One major hospital in South Florida saw a 73% year-over-year increase in reinsurance and had to buy insurance through a “below ‘A’-rated carrier” for the first time, she said, attributing the strain felt across the state to liability issues.
Dobson pointed to so-called “nuclear verdicts” — jury-directed lawsuit awards of $10 million or more — she said have become “increasingly common and significantly destabilize the insurance market.” Just two months ago, a jury awarded nearly $71 million in a single case.
“The increasing threat of nuclear verdicts holds hospitals and health care providers hostage, forcing them to settle out of court regardless of the merits of the case, which drags up insurance rates and exacerbates the cost of health care, jeopardizing access to critical health care services in Florida,” she said.

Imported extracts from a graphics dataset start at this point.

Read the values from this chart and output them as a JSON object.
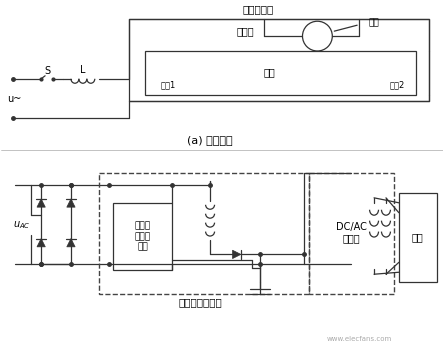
{
  "title_top": "輝光起輝器",
  "label_neon": "氖氣",
  "label_fluorescent": "茨光粉",
  "label_mercury": "水銀",
  "label_filament1": "灯絲1",
  "label_filament2": "灯絲2",
  "label_S": "S",
  "label_L": "L",
  "label_u": "u~",
  "label_caption_a": "(a) 传统电路",
  "label_uac": "u_{AC}",
  "label_pfc_chip": "功率因\n数控制\n芯片",
  "label_dcac": "DC/AC\n逆变器",
  "label_lamp": "灯管",
  "label_pfc": "功率因数控制器",
  "line_color": "#333333",
  "dashed_color": "#555555"
}
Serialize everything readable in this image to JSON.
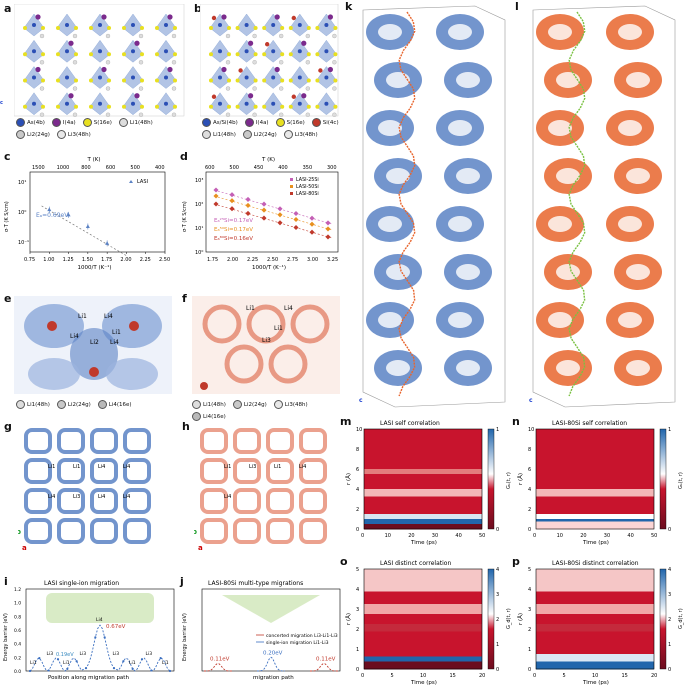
{
  "labels": {
    "a": "a",
    "b": "b",
    "c": "c",
    "d": "d",
    "e": "e",
    "f": "f",
    "g": "g",
    "h": "h",
    "i": "i",
    "j": "j",
    "k": "k",
    "l": "l",
    "m": "m",
    "n": "n",
    "o": "o",
    "p": "p"
  },
  "legend_a": [
    "As(4b)",
    "I(4a)",
    "S(16e)",
    "Li1(48h)",
    "Li2(24g)",
    "Li3(48h)"
  ],
  "legend_b": [
    "As/Si(4b)",
    "I(4a)",
    "S(16e)",
    "Si(4c)",
    "Li1(48h)",
    "Li2(24g)",
    "Li3(48h)"
  ],
  "legend_e": [
    "Li1(48h)",
    "Li2(24g)",
    "Li4(16e)"
  ],
  "legend_f": [
    "Li1(48h)",
    "Li2(24g)",
    "Li3(48h)",
    "Li4(16e)"
  ],
  "axes": {
    "a": "a",
    "b": "b",
    "c": "c"
  },
  "colors": {
    "blue": "#5b82c4",
    "orange": "#e8652d",
    "salmon": "#e7907a",
    "heat_dark": "#6b0d1f",
    "heat_red": "#c8142d",
    "heat_pink": "#f5c6c6",
    "heat_blue": "#2166ac"
  },
  "chart_data": [
    {
      "panel": "c",
      "type": "scatter",
      "xlabel": "1000/T (K⁻¹)",
      "ylabel": "σ·T (K S/cm)",
      "toplabel": "T (K)",
      "xticks": [
        "0.75",
        "1.00",
        "1.25",
        "1.50",
        "1.75",
        "2.00",
        "2.25",
        "2.50"
      ],
      "topticks": [
        "1500",
        "1000",
        "800",
        "600",
        "500",
        "400"
      ],
      "yticks": [
        "10¹",
        "10⁰",
        "10⁻¹"
      ],
      "series": [
        {
          "name": "LASI",
          "x": [
            1.0,
            1.25,
            1.5,
            1.75
          ],
          "y": [
            1.2,
            0.8,
            0.33,
            0.09
          ]
        }
      ],
      "annotation": "Eₐ=0.69eV"
    },
    {
      "panel": "d",
      "type": "scatter",
      "xlabel": "1000/T (K⁻¹)",
      "ylabel": "σ·T (K S/cm)",
      "toplabel": "T (K)",
      "xticks": [
        "1.75",
        "2.00",
        "2.25",
        "2.50",
        "2.75",
        "3.00",
        "3.25"
      ],
      "topticks": [
        "600",
        "500",
        "450",
        "400",
        "350",
        "300"
      ],
      "yticks": [
        "10³",
        "10²",
        "10¹",
        "10⁰"
      ],
      "series": [
        {
          "name": "LASI-25Si"
        },
        {
          "name": "LASI-50Si"
        },
        {
          "name": "LASI-80Si"
        }
      ],
      "annotations": [
        "Eₐ²⁵Si=0.17eV",
        "Eₐ⁵⁰Si=0.17eV",
        "Eₐ⁸⁰Si=0.16eV"
      ]
    },
    {
      "panel": "i",
      "type": "line",
      "title": "LASI single-ion migration",
      "xlabel": "Position along migration path",
      "ylabel": "Energy barrier (eV)",
      "yticks": [
        "0.0",
        "0.2",
        "0.4",
        "0.6",
        "0.8",
        "1.0",
        "1.2"
      ],
      "annotations": [
        "0.67eV",
        "0.19eV"
      ],
      "site_labels": [
        "Li1",
        "Li3",
        "Li1",
        "Li3",
        "Li4",
        "Li3",
        "Li1",
        "Li3",
        "Li1"
      ]
    },
    {
      "panel": "j",
      "type": "line",
      "title": "LASI-80Si multi-type migrations",
      "xlabel": "migration path",
      "ylabel": "Energy barrier (eV)",
      "annotations": [
        "0.11eV",
        "0.20eV",
        "0.11eV"
      ],
      "series": [
        {
          "name": "concerted migration Li3-Li1-Li3"
        },
        {
          "name": "single-ion migration Li1-Li3"
        }
      ]
    },
    {
      "panel": "m",
      "type": "heatmap",
      "title": "LASI self correlation",
      "xlabel": "Time (ps)",
      "ylabel": "r (Å)",
      "cbar": "Gₛ(t, r)",
      "xticks": [
        "0",
        "10",
        "20",
        "30",
        "40",
        "50"
      ],
      "yticks": [
        "0",
        "2",
        "4",
        "6",
        "8",
        "10"
      ],
      "cticks": [
        "0",
        "1"
      ]
    },
    {
      "panel": "n",
      "type": "heatmap",
      "title": "LASI-80Si self correlation",
      "xlabel": "Time (ps)",
      "ylabel": "r (Å)",
      "cbar": "Gₛ(t, r)",
      "xticks": [
        "0",
        "10",
        "20",
        "30",
        "40",
        "50"
      ],
      "yticks": [
        "0",
        "2",
        "4",
        "6",
        "8",
        "10"
      ],
      "cticks": [
        "0",
        "1"
      ]
    },
    {
      "panel": "o",
      "type": "heatmap",
      "title": "LASI distinct correlation",
      "xlabel": "Time (ps)",
      "ylabel": "r (Å)",
      "cbar": "G_d(t, r)",
      "xticks": [
        "0",
        "5",
        "10",
        "15",
        "20"
      ],
      "yticks": [
        "0",
        "1",
        "2",
        "3",
        "4",
        "5"
      ],
      "cticks": [
        "0",
        "1",
        "2",
        "3",
        "4"
      ]
    },
    {
      "panel": "p",
      "type": "heatmap",
      "title": "LASI-80Si distinct correlation",
      "xlabel": "Time (ps)",
      "ylabel": "r (Å)",
      "cbar": "G_d(t, r)",
      "xticks": [
        "0",
        "5",
        "10",
        "15",
        "20"
      ],
      "yticks": [
        "0",
        "1",
        "2",
        "3",
        "4",
        "5"
      ],
      "cticks": [
        "0",
        "1",
        "2",
        "3",
        "4"
      ]
    }
  ],
  "e_sites": [
    "Li1",
    "Li4",
    "Li4",
    "Li2",
    "Li1",
    "Li4"
  ],
  "f_sites": [
    "Li1",
    "Li3",
    "Li4",
    "Li1"
  ],
  "g_sites": [
    "Li1",
    "Li1",
    "Li4",
    "Li4",
    "Li4",
    "Li3",
    "Li4",
    "Li4"
  ],
  "h_sites": [
    "Li1",
    "Li3",
    "Li1",
    "Li4",
    "Li4"
  ]
}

“The cost of this bill will be paid by Floridians, particularly those living in rural communities. Fewer doctors means longer wait times, worsening medical conditions, increased (emergency department use) and higher overall health care costs.”
Trabulsy said Thursday that admonishments of so-called “nuclear verdicts” are scare tactics and such awards won’t happen in Florida if HB 6003 becomes law.
“It was said that we will have family members coming out of the woodwork to sue — we will have multiple family members and there will be nuclear verdicts multiple times for one victim. That’s just not true,” she said. “An estate has to be formed. An estate … brings forth the case, not individual family members. So it’s just not true.”
HB 6003 does not need a sponsor or companion bill in the Senate to pass. The Senate can take it up directly, assign it to appropriate committees — or waive reference — and vote on it, amended or as-is, and return it to the House for concurrence.
The Senate could also replace the text of a Senate bill with the House language via a strike-all amendment.
Jacksonville Republican Sen. Clay Yarborough, who carried the bill’s Senate companion during the 2025 Session, told Florida Politics in September that he did not plan to refile the bill, since he expected DeSantis would veto it again.
No other Senator stepped up to take it in Yarborough’s stead.